Moore's Law and Hardware:
Moore's Law is something to be proud about. As Moore’s Law has progressed over the last two decades, it has changed how people think about new systems. Initially, waiting for hardware to improve was sufficient, but the specialized computational devices like machine learning accelerators and TPUs became more important. Hardware advancements are now focused on specialized devices like TPUs, aligning with the algorithms' need for low-precision arithmetic and efficient data movement. The shift to hardware optimized for deep learning and the importance of co-designing algorithms and hardware are emphasized.
Algorithmic Advancements:
They explore the counterfactual scenario of memory costs declining more than arithmetic. The trade-offs considered for future TPU versions are also discussed. Quantization is a key focus, enabling reduced precision models.
AI history:
Jeff's early work on back propagation and language models are touched upon. The motivation behind building a two-trillion token N-gram model and its impact on translation and other applications are explained. The development of a system that identified cat images from unsupervised learning on YouTube frames is discussed.
Google as a company:
Google is described as an "organizing the world’s information" company, broader than information retrieval. AI's role is expanding beyond retrieval to creating and synthesizing information. Jeff expresses his vision for AI to organize and create new information for people's needs, including coding, multimodal understanding, and language translation.
AI Future:
Noam envisions a quadrillion-dollar opportunity in AI, focusing on value creation. Algorithmic advancements are key, leading to continuous improvements in AI capabilities. Jeff sees an opportunity to achieve universal access to information regardless of language.
Long Context and In Context Learning:
They discuss the challenge of merging Google Search with in-context learning. Jeff points out that models excel at accessing information within their context window but struggle with "squishy" information stored in parameters. This led to a discussion of how to scale up the model and apply inference time to improve quality. He then proposes the need for efficient algorithms to handle trillions of tokens, potentially revolutionizing many industries.
AI as Autonomous Engineers:
Noam and Jeff explore the potential of AI as autonomous software engineers.

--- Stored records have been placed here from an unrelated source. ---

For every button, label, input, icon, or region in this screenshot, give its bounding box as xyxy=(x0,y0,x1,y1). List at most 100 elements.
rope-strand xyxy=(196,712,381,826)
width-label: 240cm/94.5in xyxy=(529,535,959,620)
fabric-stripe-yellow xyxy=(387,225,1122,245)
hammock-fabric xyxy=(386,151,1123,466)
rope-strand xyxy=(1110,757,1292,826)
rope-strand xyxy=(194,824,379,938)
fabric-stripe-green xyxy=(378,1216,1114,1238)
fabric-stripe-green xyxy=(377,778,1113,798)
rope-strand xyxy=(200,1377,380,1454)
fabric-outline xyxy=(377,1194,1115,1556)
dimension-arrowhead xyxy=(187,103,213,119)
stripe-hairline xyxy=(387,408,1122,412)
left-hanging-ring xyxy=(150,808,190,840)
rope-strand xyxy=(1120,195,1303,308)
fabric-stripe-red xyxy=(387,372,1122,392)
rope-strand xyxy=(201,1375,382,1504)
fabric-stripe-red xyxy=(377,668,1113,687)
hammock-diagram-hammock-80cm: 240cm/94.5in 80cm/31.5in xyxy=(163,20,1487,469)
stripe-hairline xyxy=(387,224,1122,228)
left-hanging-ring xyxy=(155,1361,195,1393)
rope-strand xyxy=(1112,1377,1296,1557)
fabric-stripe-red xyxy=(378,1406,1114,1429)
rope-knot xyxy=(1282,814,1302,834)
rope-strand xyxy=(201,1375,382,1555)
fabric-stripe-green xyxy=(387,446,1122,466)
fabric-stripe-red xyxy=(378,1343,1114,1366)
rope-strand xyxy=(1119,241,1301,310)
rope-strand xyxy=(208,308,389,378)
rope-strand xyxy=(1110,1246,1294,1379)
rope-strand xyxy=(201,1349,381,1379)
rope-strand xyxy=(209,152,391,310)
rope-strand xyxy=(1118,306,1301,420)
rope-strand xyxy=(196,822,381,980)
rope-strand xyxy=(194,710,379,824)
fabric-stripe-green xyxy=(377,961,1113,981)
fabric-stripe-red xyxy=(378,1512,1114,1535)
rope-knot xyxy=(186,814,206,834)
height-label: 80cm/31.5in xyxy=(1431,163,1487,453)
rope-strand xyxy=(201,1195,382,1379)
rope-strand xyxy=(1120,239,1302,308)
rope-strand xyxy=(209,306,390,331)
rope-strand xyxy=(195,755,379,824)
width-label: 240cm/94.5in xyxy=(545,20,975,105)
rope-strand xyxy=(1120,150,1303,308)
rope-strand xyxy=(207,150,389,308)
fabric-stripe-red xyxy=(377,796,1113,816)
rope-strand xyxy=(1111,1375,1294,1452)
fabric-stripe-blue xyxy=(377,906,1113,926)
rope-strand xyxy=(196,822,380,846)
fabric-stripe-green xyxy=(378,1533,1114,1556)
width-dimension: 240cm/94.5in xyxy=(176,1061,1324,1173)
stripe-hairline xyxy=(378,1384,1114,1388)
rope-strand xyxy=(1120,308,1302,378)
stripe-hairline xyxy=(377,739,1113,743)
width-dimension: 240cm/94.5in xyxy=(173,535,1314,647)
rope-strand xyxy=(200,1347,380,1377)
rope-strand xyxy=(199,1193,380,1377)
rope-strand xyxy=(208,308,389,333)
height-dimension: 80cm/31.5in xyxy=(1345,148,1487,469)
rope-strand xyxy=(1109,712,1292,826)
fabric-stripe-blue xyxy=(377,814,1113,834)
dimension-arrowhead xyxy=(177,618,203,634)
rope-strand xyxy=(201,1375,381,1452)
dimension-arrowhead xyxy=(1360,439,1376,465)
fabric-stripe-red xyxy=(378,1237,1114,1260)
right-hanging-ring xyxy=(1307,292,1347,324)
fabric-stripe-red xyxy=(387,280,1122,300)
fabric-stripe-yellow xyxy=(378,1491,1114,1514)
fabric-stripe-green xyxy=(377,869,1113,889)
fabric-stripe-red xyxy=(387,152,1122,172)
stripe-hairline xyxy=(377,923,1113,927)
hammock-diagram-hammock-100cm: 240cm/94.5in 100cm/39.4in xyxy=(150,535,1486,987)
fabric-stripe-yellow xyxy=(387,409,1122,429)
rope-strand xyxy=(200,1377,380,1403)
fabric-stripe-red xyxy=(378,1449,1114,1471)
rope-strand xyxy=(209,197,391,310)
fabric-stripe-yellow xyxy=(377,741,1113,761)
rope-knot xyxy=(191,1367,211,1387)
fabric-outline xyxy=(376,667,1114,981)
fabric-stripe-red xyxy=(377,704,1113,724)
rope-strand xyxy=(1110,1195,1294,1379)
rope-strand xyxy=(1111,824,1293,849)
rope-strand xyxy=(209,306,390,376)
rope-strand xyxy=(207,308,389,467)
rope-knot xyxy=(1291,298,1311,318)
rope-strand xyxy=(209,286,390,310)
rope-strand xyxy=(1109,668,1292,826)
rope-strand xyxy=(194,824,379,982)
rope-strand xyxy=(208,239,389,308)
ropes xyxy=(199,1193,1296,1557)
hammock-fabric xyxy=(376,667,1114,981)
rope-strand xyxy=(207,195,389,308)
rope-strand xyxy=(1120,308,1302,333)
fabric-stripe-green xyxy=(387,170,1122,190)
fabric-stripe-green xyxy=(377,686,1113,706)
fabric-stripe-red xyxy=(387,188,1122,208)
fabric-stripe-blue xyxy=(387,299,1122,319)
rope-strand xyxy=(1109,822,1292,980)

He highlights the importance of building distributed systems and creating the new equivalent of map-reduce or Tensor flow. The efficiency with which the AI can come up with initial approximations reduces labor costs substantially. He then talks about the need to integrate the AIs into a big mono repo.
Safety and Intelligence Takeoff:
Dwarkesh suggests that models will become much more potent and dangerous as the rate of the software’s progress increases, while Jeff believes people should try and shape and steer the way in which AI is deployed in the world.
Humility and Collabortaion:
In order to make an AI with the ability to quickly learn different skills, the researcher must demonstrate humility, a willingness to drop what doesn’t work. He explains that, as a result, there will also need to be both top-down and bottoms-up incentivization to promote the creation of collaborative and flexible designs.
Micro-kitchen:
Jeff and Noam describe how the layout of their Google building is set up, with a micro kitchen where people can enjoy their lunch with a little extra sound.